Despite the White House’s best efforts, the DSA saw two of its members, as well as a number of other candidates it endorsed due to their support for M4A, elected to Congress in the midterms on 6 November. The result will be a boost to the number of co-sponsors for the M4A bill; an extra 21 M4A-supporting Democrats were newly elected to Congress, adding to the 100+ who were re-elected (Slate, 5 November). Winners included Alexandria Ocasio-Cortez for New York and Rashida Tlaib for Michigan, both members of the DSA.
Opportunism
The election of self-identifying socialists in the midterms is an encouraging sign. However, it would be naïve to regard the DSA as a real force for social revolution. Ocasio-Cortez is lauded as a working-class hero taking on corporate power – though both she and Tlaib have been rightly criticised for their lukewarm support for Palestine. Ocasio-Cortez was the subject of a 24 July open letter by DSA members calling on the national organisation to rescind its endorsement if she failed to make a firm commitment to Palestinian liberation. On 10 August the DSA published an op-ed defending their endorsement, arguing ‘Palestine is not an excuse for bad strategy’. Tlaib (a Palestinian-American) was the subject of an Electronic Intifada (9 August 2018) expose on her receipt of $3,000 campaign funding by Israeli lobby group J Street, raising questions about her commitment to the Boycott, Divestment and Sanctions movement against Israel, which the DSA officially supports; on 15 August Tlaib clarified she ‘stands by the rights of people to support’ BDS movement against Israel, forcing J Street to withdraw its endorsement.
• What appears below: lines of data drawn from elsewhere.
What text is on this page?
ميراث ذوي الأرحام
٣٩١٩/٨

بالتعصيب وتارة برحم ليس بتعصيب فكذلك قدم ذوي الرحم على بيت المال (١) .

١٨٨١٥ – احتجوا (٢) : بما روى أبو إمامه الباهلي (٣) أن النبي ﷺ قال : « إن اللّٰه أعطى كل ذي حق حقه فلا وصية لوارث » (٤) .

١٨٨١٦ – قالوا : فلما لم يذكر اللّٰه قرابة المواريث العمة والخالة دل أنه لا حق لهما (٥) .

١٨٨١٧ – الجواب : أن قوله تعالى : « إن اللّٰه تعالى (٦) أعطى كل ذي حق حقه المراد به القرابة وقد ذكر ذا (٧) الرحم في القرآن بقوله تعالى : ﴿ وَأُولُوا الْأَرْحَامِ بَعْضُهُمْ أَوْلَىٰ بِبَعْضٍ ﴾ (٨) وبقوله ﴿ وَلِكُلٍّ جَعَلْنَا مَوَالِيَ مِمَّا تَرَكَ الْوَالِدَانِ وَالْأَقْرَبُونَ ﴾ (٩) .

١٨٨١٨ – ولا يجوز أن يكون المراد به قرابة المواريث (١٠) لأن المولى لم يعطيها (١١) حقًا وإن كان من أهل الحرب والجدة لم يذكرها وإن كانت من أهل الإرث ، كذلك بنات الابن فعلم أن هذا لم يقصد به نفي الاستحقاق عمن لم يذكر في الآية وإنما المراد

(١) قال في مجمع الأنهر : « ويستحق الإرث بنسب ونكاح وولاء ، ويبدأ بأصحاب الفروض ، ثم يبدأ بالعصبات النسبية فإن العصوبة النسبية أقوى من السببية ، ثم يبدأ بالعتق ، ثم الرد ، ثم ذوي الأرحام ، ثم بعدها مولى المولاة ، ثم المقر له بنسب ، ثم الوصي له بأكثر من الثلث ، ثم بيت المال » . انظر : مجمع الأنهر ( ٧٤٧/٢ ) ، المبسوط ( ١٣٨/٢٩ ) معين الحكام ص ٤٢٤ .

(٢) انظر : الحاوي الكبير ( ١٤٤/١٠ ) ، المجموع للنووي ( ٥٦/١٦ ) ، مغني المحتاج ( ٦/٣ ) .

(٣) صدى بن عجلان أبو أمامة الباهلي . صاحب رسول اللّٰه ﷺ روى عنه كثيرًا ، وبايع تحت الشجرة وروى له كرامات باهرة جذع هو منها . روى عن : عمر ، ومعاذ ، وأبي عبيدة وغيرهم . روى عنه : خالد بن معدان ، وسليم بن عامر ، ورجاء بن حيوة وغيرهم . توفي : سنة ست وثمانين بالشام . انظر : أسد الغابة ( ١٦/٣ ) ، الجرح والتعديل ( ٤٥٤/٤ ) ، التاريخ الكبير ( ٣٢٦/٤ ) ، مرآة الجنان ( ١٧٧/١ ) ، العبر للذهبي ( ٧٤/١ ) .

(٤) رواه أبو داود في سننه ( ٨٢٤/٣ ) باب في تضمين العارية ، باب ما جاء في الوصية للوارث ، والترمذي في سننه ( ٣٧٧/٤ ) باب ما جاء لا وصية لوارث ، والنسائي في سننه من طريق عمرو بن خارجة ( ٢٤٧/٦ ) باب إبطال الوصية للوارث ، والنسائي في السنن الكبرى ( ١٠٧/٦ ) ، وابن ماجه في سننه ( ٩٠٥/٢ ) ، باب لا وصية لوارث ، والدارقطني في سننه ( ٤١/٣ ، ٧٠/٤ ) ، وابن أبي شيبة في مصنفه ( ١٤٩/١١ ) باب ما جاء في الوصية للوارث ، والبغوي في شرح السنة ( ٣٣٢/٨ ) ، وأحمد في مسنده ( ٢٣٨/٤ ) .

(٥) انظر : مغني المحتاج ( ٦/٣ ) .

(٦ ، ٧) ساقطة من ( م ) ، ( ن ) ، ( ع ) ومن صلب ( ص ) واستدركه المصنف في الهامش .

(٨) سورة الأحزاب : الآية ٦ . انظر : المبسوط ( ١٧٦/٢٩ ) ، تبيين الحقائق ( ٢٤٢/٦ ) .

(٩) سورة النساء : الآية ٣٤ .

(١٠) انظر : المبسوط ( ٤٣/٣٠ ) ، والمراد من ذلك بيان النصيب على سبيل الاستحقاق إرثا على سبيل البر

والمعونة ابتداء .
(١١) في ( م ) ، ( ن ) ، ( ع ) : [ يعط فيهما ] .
Trump threatens to push certain demographics towards revolutionary politics, especially young, black and Latino/a people. A YouGov poll in September-October 2017 found that 51% of those aged 21-29 in the US would prefer socialism over capitalism. The DSA recognise this and hope to marshal these forces back towards the Democrats, while leveraging support for reforms like universal healthcare. These reformists would find much to agree with in the CEA’s anti-socialist report; in their own words, the DSA ‘applaud the democratic revolutions that have transformed the former Communist bloc’ and ‘support organic Cuban dissident and reform movements that are working to democratize the country’. As class conflict intensifies, it remains to be seen whether structures like the DSA can fully contain the revolutionary tendencies of the working class.
Gerrymandering in Georgia
One race in particular illustrated the obstacles which are still stacked against the black working class in the US’s bourgeois democracy. Contesting the incumbent Republican Brian Kemp for the governorship of Georgia, if elected Democrat Stacey Abrams would have been the first black person to govern the state (where the population is 30.5% black). But Kemp worked to suppress black voters: thousands of Georgians had their registrations suspended; many had their IDs rejected by poll station staff; absentee ballots were rejected due to minor errors; hundreds of polling stations were closed before the election; hours-long queues ruled out participation for many workers (Mother Jones, 16 November 2018). with 4 million votes cast, Kemp won by 55,000. Abrams reacted, ‘Let’s be clear, this is not a speech of concession, because concession means to acknowledge an action is right, true or proper… As a woman of conscience and faith, I cannot concede that. But my assessment is the law currently allows no further, viable remedy.’